Handmade Martisoare spring holiday symbol in great demand in Moldova
The handmade spring artifacts Martisoare are in great demand this year. This is proven by the fact that skilled craftsmen have already come to sell their goods in Chisinau and the buyers are very excited by the offers.
The martisor craftsmen have started to prepare them in the summer already, in order to have them finished on 1 March. Elena Virlan from Chisinau is one of the craftswomen who come on the streets to sell her painstakingly handmade martisoare for five years already. She has manufactured over 2,000 martisoare and hopes to sell them all, as in previous years.
The passers-by are delighted by the multitude of the white and red colours and squeeze to buy them for their dear ones. The traditionally crocheted models are in great demand.
The prices to handmade martisoare vary between 5 and 15 lei. But, another category of martisoare is in great demand as well, namely those which can be used as embellishment and also are of bigger dimension. Their price varies between 30 and 100 lei.
According to the legends, the martisor is the symbol of the renewal and of the hope, which brings luck and health along the year. The martisor’s cord plaited in two strands means the passing from winter to spring.
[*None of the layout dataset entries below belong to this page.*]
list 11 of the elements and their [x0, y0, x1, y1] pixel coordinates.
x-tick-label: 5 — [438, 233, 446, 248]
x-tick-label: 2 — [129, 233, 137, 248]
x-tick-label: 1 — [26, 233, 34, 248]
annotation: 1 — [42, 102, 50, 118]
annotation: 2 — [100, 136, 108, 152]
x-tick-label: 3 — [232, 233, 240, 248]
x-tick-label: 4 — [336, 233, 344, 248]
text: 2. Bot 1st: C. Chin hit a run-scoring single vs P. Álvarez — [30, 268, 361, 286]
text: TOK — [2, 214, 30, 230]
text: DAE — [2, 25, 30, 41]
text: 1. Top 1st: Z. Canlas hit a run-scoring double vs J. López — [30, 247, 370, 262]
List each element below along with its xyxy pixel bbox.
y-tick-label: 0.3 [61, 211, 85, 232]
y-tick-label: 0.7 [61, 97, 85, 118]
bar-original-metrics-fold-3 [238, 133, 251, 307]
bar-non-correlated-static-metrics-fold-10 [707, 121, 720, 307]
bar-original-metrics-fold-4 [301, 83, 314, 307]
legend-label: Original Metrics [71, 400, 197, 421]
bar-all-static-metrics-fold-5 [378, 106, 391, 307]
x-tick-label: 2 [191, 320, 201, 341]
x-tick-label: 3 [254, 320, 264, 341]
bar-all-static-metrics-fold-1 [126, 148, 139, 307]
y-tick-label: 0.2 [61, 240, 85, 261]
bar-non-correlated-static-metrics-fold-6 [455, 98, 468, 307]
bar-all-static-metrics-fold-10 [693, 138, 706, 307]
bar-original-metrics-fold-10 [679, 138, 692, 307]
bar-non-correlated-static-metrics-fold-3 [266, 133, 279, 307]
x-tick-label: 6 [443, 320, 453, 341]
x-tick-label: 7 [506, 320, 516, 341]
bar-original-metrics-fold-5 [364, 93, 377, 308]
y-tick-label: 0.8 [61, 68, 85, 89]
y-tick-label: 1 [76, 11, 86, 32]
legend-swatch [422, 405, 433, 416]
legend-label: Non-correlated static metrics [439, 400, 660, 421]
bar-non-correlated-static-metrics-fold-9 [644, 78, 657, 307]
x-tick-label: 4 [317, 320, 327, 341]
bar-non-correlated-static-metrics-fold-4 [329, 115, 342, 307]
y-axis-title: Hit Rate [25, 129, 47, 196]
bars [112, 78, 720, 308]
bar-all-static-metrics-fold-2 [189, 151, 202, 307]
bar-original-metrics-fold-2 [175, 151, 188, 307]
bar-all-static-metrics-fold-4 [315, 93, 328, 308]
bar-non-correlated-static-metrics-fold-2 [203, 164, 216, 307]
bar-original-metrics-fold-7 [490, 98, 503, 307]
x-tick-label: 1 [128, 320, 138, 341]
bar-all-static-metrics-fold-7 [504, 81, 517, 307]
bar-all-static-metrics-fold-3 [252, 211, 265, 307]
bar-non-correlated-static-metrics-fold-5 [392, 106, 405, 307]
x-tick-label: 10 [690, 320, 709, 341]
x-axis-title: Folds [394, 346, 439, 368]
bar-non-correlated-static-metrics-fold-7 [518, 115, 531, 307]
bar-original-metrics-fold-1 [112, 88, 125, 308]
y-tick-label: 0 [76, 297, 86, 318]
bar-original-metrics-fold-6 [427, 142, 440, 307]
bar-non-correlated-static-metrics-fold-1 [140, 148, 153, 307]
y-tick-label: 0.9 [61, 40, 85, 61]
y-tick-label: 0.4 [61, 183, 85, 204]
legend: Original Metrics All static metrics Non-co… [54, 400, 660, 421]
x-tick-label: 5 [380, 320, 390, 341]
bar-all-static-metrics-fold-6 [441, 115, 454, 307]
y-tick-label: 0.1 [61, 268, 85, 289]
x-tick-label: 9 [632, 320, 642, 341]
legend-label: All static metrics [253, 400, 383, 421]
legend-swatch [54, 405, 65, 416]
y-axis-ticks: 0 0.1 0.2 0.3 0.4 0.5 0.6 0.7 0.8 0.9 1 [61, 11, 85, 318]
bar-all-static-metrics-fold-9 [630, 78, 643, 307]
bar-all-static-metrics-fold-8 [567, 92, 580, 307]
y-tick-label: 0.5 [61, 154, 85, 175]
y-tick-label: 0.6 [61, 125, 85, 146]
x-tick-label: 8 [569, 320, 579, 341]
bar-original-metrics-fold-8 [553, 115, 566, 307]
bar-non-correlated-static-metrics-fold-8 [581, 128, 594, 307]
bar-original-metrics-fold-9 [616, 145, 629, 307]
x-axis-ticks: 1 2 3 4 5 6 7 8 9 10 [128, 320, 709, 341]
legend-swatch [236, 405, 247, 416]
In the old times, on 1 March, upon the sun rise, women tied a martisor to their children’s hand in order to protect them from the evil things, the head of the ethnography department of the National Museum of Ethnography and Natural History, Maria Ciocanu, said. The same tradition says that the martisor has to be worn on the heart’s side or on the hand until 1 April, when it is hanged on a branch of the bloomed trees.
Martisor fairs will be organized in Chisinau until 10 March and the National Museum of Ethnography and Natural History will host a national exhibition dedicated to the spring’s symbol starting with 1 March.